February 19th, 2013 - 12:09 am
The Revolutions We Missed
Sometimes societies just plod along, oblivious that the world is being reinvented right under their noses. In 2000, one never saw pedestrians bumping into themselves as they glued their noses to iPhones. Thirteen years later, it is almost rare to see anyone on the street who is not stumbling about, networking or texting. Yet most of us are scarcely aware of the collective effect of that odd habit repeating itself millions of times over each day, of millions of books not read, of “hellos” not offered, of brains wired to screens rather than the physical world about them. When cars once drifted into your lane, you assumed a DUI; now their drivers are most likely texting.
Cars, of course, look about the same as they did thirty years ago. But we just assume now that they almost never break down. Up until 1980 I used to see them with hoods up by the side of the road almost every five miles or so. Today, entire notions such as points, plugs, tune-ups, and carburetors have simply quietly passed away for most motorists. The old jalopy with 100,000 miles on it was junk; the new Accord with 150,000 miles has another easy 250,000 to go. The world changes while we snore.
No wonder, then, most of us are still not quite aware of how vastly different the world of 2013 is from even 2008. Take interest: not long ago most Americans assumed that when they retired, their 5-7% interest rate on passbook savings would provide some sort of income. Not now. There is scarcely a 1% return. In fact, most accounts lose money. The interest is not even matching the rate of inflation. Will we soon be charged by the banks for “protecting” our deposits?
At some unspoken moment, we shrugged and silently accepted Ben Bernanke’s world, along with the thousands of ways that his Federal Reserve Board has radically changed our lives. Those at retirement age are not stepping down, not when they have a bad/worse choice of receiving no interest income or putting their life savings in the stock or bond market. Our fathers may have retired at 58; we will be lucky to quit at 70. Is there even such a thing as retirement anymore?
No wonder that unemployed young people are endlessly circling the airport with nowhere to land, given all of us old planes perpetually taxing around on the crowded runways below. To understand the effect of no, or very low, interest, think of the billions of dollars in cash that are silently transferred from those who have saved to those who have no cash. The former receive little or no interest from the banks. The latter take out mortgages or car loans at historically low interest rates.
Did the president ever mention this revolution, among his boilerplate of “millionaires and billionaires,” “pay your fair share,” and “fat cats”?

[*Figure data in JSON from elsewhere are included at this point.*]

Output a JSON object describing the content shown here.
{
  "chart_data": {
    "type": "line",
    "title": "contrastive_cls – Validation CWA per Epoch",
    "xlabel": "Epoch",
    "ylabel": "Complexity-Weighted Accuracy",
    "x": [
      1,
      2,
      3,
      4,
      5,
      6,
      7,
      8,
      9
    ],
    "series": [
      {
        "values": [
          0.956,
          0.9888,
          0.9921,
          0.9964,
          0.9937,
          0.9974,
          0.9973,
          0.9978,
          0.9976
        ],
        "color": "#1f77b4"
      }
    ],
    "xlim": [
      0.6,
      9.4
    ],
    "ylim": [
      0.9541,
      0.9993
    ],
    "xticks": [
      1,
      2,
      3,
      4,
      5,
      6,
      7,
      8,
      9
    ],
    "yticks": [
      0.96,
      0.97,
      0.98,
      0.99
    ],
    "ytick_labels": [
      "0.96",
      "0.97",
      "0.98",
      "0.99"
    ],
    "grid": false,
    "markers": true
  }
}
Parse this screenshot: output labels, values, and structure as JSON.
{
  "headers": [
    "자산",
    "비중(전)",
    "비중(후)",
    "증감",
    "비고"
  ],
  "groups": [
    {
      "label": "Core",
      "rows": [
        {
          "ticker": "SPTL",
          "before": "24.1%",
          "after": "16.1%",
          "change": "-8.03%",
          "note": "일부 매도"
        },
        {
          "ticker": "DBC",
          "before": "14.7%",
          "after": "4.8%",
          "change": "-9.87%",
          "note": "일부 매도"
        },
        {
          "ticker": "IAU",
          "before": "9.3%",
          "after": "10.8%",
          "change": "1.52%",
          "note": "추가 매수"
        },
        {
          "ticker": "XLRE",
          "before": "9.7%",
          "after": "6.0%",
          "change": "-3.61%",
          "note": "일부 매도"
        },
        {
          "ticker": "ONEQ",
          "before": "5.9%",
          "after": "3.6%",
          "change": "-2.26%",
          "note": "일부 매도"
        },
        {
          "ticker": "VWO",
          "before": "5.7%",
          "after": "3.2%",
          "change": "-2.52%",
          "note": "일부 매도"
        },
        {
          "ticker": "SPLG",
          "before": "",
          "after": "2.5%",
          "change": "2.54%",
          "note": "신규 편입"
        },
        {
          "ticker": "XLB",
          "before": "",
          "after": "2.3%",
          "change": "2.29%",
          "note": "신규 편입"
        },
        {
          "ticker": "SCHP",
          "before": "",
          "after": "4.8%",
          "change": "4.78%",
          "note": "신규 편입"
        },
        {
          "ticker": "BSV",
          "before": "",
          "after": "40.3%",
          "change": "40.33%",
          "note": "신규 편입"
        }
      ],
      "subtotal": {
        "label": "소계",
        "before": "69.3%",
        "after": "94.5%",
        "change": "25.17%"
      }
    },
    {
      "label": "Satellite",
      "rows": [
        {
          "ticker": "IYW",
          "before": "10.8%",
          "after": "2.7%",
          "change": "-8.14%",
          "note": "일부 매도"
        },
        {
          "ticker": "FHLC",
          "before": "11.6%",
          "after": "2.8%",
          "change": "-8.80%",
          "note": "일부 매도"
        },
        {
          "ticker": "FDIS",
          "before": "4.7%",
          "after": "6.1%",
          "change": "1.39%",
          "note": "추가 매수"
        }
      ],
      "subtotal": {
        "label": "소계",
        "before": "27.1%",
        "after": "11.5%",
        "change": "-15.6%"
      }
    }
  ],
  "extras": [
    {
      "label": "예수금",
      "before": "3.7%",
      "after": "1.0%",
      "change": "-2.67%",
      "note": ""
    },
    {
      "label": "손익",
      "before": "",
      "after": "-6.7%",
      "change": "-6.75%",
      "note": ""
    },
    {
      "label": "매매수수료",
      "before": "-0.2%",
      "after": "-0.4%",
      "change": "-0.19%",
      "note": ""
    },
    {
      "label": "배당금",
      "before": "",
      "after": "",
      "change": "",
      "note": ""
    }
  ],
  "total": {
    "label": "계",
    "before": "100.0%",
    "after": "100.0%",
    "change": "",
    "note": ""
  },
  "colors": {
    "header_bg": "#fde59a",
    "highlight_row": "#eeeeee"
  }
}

Does it really make all that much difference whether you are a doctor at 70 who religiously put away $1,000 a month for thirty years, compounded at the old interest, and planned to retire on the interest income, or a cashless state employee with a defined benefit pension plan? The one might have over $1 million in his savings account, but the other a bigger and less risky monthly payout. Suddenly the old adult advice to our children — “Save and put your money in the bank to receive interest” — is what? “Spend it now or borrow as much as you can at cheap interest”?
Them and Us
I think it was around 2009 when an entire new vocabulary entered the American popular lexicon. Where did the 1% versus the 99% come from? From where did the new financial Mason-Dixon line arise — good below $250,000 in annual family income, very bad above it? When did the 47% — or is it the 50%? — pay no federal income taxes?
At some magical point, the rich became not the successful, the skilled, the well-inherited, the lucky, or the hardworking, but “them”: the suspect, the damned even, even as the lifestyles of the rich and famous became ever more sought after.
There are not just the rich and poor any more, but now the “good rich” (e.g., athletes, rappers, Hollywood stars, Silicon Valley grandees, Democratic senators, liberal philanthropists, etc.) and the “bad rich” (e.g., oil companies, CEOs, doctors, the Koch brothers, etc.). The correct-thinking nomenklatura and the dutiful apparat versus the kulaks and enemies of the people.
The president in his State of the Union damns the “billionaires with high-powered accountants,” as a friendly Facebook pays no state or federal taxes, as a George Soros walks away with $1.2 in speculation profits (in three months, no less!) by betting against the Japanese yen, and as a Jesse Jackson, Jr. gets caught stealing from a campaign fund to buy a $43,000 Rolex (was not a $1,000 one enough?). I thought Soros at his age knew when he had made enough money?
We shrug at all this. A president who thunders to the nation that we must be on guard against the “well-off and well-connected” heads south to Palm Beach to meet his $1,000-an-hour golf pro, while Michelle and the family go west to hit the slopes at “downright mean” Aspen, where no one accepts that they’ve reached a point where they’ve made enough money, or that there was any time when it was not good to profit.